グリオブラストーマ幹細胞モデルを用いた浸潤及び薬剤抵抗性克服戦略の開発

サンぺトラ オルテア

グリオブラストーマは悪性脳腫瘍の中で一番予後の悪い腫瘍である。集学的治療は摘出術・放射線療法・化学療法を含むが、外科的摘出度及び照射の範囲と強度は脳機能温存に伴い制限されることが多い。一方、化学療法には血液脳関門の存在による薬剤到達の制限など課題が残っているものの、近年は無増悪生存期間の延長につながる新薬の開発もみられた。

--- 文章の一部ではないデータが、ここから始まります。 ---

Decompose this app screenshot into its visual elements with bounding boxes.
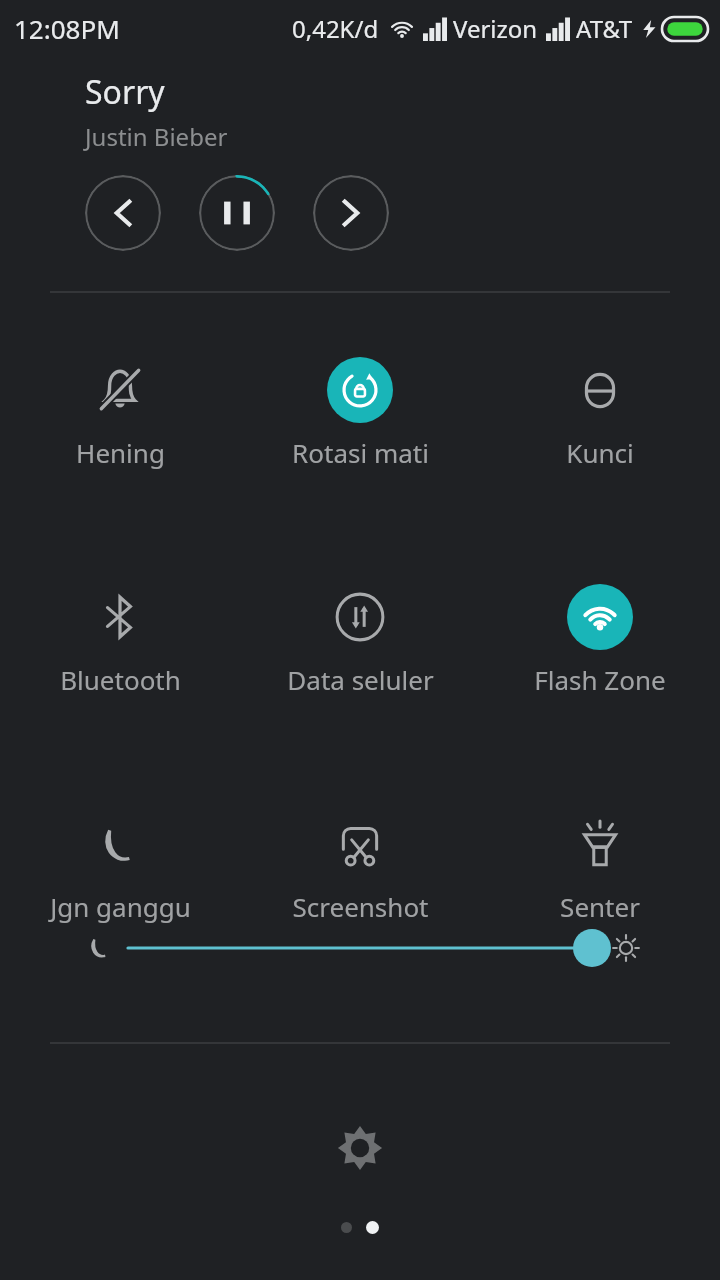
button[interactable]: Previous bbox=[85, 175, 161, 251]
button[interactable]: Screenshot bbox=[240, 809, 480, 926]
button[interactable]: Pause bbox=[199, 175, 275, 251]
staticText: Sorry bbox=[85, 70, 165, 114]
staticText: Kunci bbox=[566, 435, 634, 470]
staticText: Screenshot bbox=[292, 889, 429, 924]
button[interactable]: Settings bbox=[322, 1110, 398, 1186]
staticText: Senter bbox=[560, 889, 640, 924]
staticText: AT&T bbox=[576, 12, 632, 45]
staticText: Bluetooth bbox=[60, 662, 181, 697]
button[interactable]: Kunci bbox=[480, 355, 720, 472]
staticText: Rotasi mati bbox=[292, 435, 429, 470]
button[interactable]: Jgn ganggu bbox=[0, 809, 240, 926]
button[interactable]: Hening bbox=[0, 355, 240, 472]
button[interactable]: Senter bbox=[480, 809, 720, 926]
button[interactable]: Rotasi mati bbox=[240, 355, 480, 472]
staticText: Hening bbox=[76, 435, 165, 470]
staticText: Flash Zone bbox=[534, 662, 666, 697]
button[interactable]: Data seluler bbox=[240, 582, 480, 699]
staticText: 0,42K/d bbox=[292, 12, 379, 45]
staticText: Justin Bieber bbox=[85, 120, 228, 153]
button[interactable] bbox=[128, 926, 610, 970]
button[interactable]: Flash Zone bbox=[480, 582, 720, 699]
staticText: 12:08PM bbox=[14, 11, 120, 46]
staticText: Verizon bbox=[453, 12, 538, 45]
button[interactable]: Next bbox=[313, 175, 389, 251]
staticText: Data seluler bbox=[287, 662, 434, 697]
staticText: Jgn ganggu bbox=[50, 889, 191, 924]
button[interactable]: Bluetooth bbox=[0, 582, 240, 699]
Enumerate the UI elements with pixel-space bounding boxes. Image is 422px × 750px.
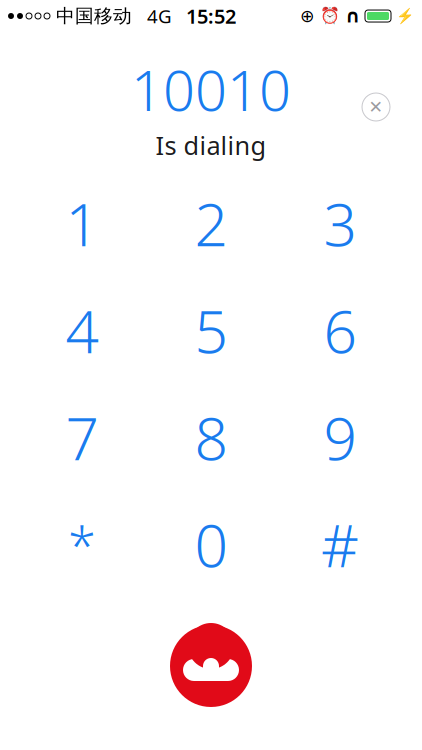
staticText: 4G bbox=[132, 4, 172, 28]
staticText: 4 bbox=[66, 292, 98, 369]
staticText: 3 bbox=[324, 184, 356, 262]
staticText: 1 bbox=[66, 184, 98, 262]
staticText: * bbox=[68, 511, 96, 578]
button[interactable]: 0 bbox=[146, 491, 276, 598]
staticText: 中国移动 bbox=[50, 4, 132, 27]
staticText: 2 bbox=[194, 184, 228, 262]
staticText: 6 bbox=[324, 292, 356, 369]
staticText: ✕ bbox=[368, 97, 384, 117]
staticText: # bbox=[321, 506, 359, 583]
button[interactable]: 8 bbox=[146, 384, 276, 491]
button[interactable]: End call bbox=[163, 618, 259, 714]
button[interactable]: Clear number bbox=[354, 85, 398, 129]
staticText: 9 bbox=[324, 398, 356, 476]
staticText: ⊕ bbox=[300, 6, 315, 26]
button[interactable]: 4 bbox=[18, 277, 146, 384]
staticText: ⏰ bbox=[320, 7, 340, 25]
staticText: 8 bbox=[194, 398, 228, 476]
button[interactable]: 9 bbox=[276, 384, 404, 491]
button[interactable]: 5 bbox=[146, 277, 276, 384]
button[interactable]: * bbox=[18, 491, 146, 598]
staticText: 10010 bbox=[131, 52, 291, 126]
button[interactable]: 2 bbox=[146, 170, 276, 277]
staticText: ∩ bbox=[345, 5, 360, 27]
button[interactable]: 1 bbox=[18, 170, 146, 277]
button[interactable]: 6 bbox=[276, 277, 404, 384]
button[interactable]: 7 bbox=[18, 384, 146, 491]
staticText: Is dialing bbox=[156, 128, 266, 162]
staticText: 15:52 bbox=[186, 3, 236, 29]
staticText: ⚡ bbox=[396, 8, 414, 24]
button[interactable]: 3 bbox=[276, 170, 404, 277]
staticText: 7 bbox=[66, 398, 98, 476]
staticText: 5 bbox=[194, 292, 228, 369]
button[interactable]: # bbox=[276, 491, 404, 598]
staticText: 0 bbox=[194, 506, 228, 583]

 しかしグリオブラストーマは診断時にすでに広範囲に脳に浸潤しており、原発巣から正常脳内に遊走した、高い運動能・浸潤能を持ったグリオーマ細胞こそが薬剤感受性も低く、再発の原因になっている。したがって、グリオブラストーマに対する薬物療法には従来の細胞増殖抑制に加えて、浸潤を抑制することも必須であるといえる。

 私達は、抗浸潤療法を成功させるには下図のように複数の要素を解析する必要があり、しかもすべてを同一システムで検証することが望ましいと考えている。そのためにグリオブラストーマ幹細胞のマウスモデルを確立し、本研究ではそれを用いてグリオーマの浸潤及び薬剤抵抗性克服戦略の開発を目的とする。